There have always been people who trade on discontent, and would find their occupation gone were it removed. But to represent such motives as animating the majority of Trade Union delegates was a gross exaggeration; and it was both unfair and unjust to draw so hard and fast a distinction between the rank and file of the working classes and those whom they chose to represent them. The weakness of Punch's position was severely tested during the war of North and South in America and the Lancashire cotton famine, of which that war was the cause. Just as Punch failed to recognize the existence of idealism in the leaders of the North, and consistently maligned and misrepresented Lincoln until his death, so he failed to render justice to the idealism of the cotton operatives, who espoused a cause which was not only unpopular and unfashionable, but the promotion of which entailed the maintenance of that blockade which caused widespread distress and misery in Lancashire. Punch's attitude towards America in the earlier stages of the conflict showed a complete inability to comprehend the great issues involved, and an impartial dislike of both sides tempered by a sentimental leaning towards the South. It must be remembered that at this time the cause of the South was favoured by nearly all classes, that it appealed to Mr. Gladstone; that the Duke of Argyll and John Bright were almost the only statesmen who backed the North; and that amongst London newspapers of any weight the Spectator stood almost alone on that side. Punch's reading of the war at the close of 1861 is shown in the cartoon which represents King Cotton as Prometheus, bound with the chains of Blockade, and with the American Eagle preying on his vitals.

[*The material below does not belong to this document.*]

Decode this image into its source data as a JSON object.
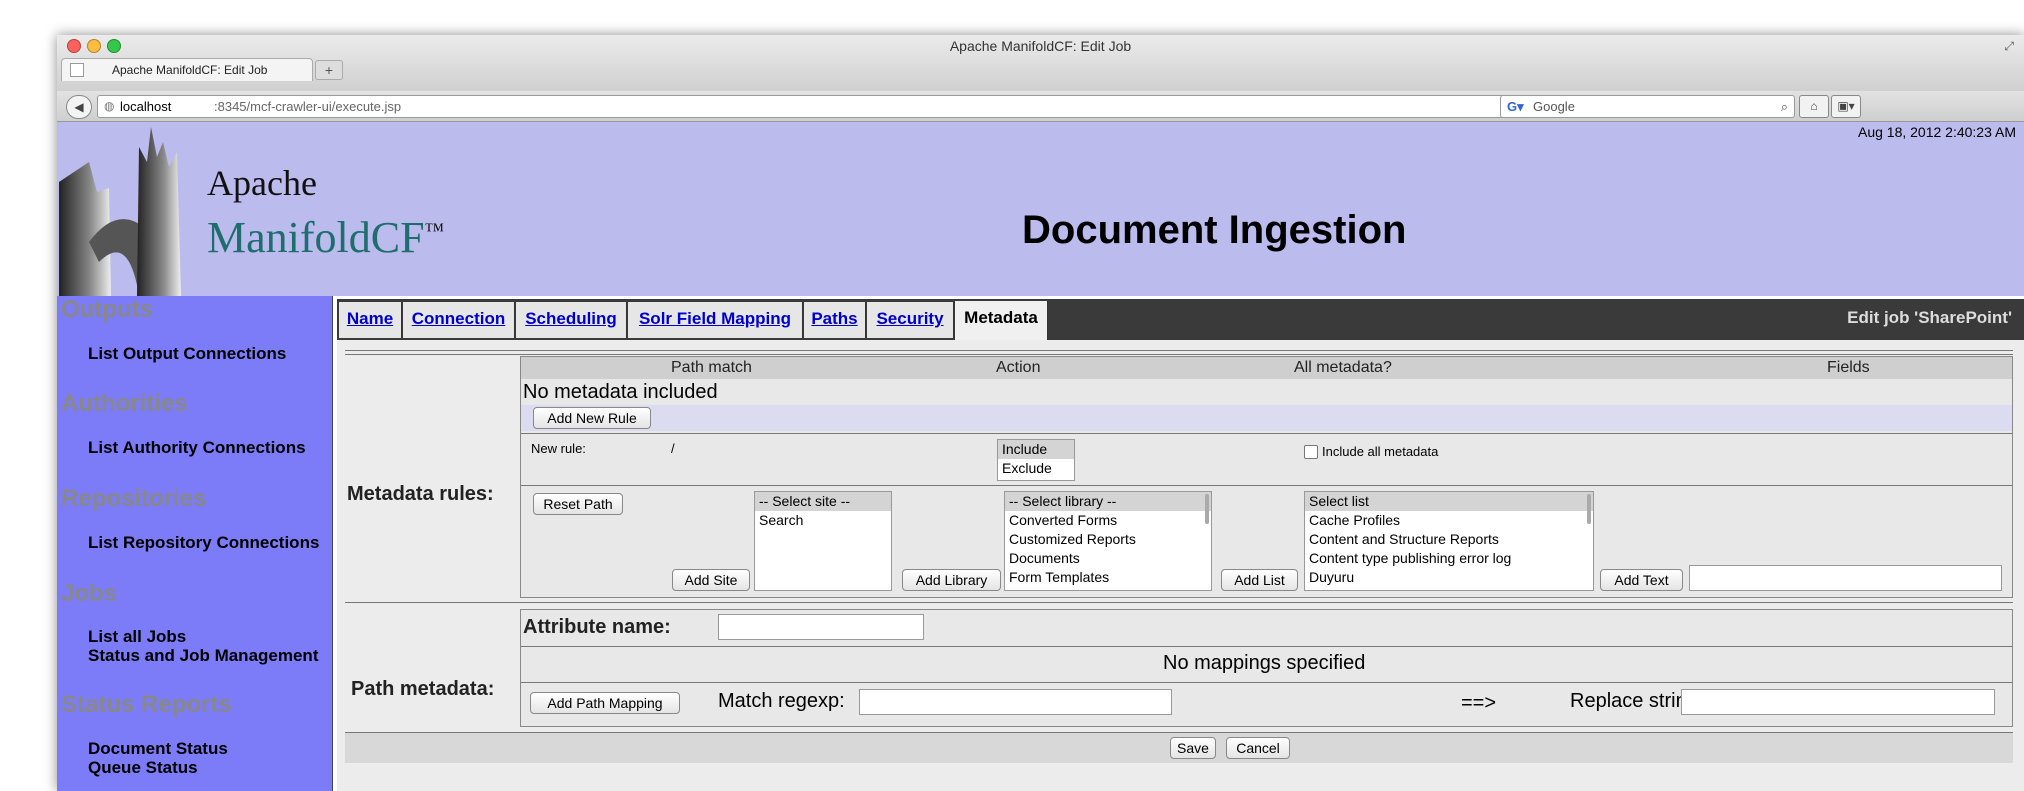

The verses which accompany the picture emphasize the suicidal folly of the eagle, but the question of slavery or the Union is not even mentioned. A fortnight later the point of the "other [Cotton] Kings" is explained by another cartoon in which John Bull, addressing the combatants, says, "If you like fighting better than business, I shall deal at the other shop."

Here the verses drive home the argumentum ad pocketum in the crudest way. Cousin Jonathan is told not to be an ass, or "bid Mrs. Britannia stop ruling the wave": —

We'll break your blockade, Cousin Jonathan, yet,Yes, darn our old stockings, C. J., but we will.And the cotton we'll have, and to work we will setEvery Lancashire hand, every Manchester mill.We're recruiting to do it – we'll make no mistakes:There's a place they call India just over the way;There we're raising a force which, Jerusalem, snakes!Will clean catawampus your cruisers, C. J.

"Distressed Millionaires"

Events entirely failed to justify these truculent words. A year later the cotton famine was at its height, and an appeal for funds is headed "Welly Clamming," with the explanation, "Everywhere we hear this, the Lancashire Doric for 'nearly starving.'" Punch applauds the zeal of the Quakers in relieving the distress caused by famine, fever and frost, and simultaneously reproduces this extraordinary advertisement from the Manchester Guardian: —

Travel: A gentleman, whose son, aged 17, is thrown out of occupation by the Cotton Famine, would be glad to meet with one or two other young gentlemen to accompany his son on a Tour, for five or six months, in the Mediterranean or elsewhere.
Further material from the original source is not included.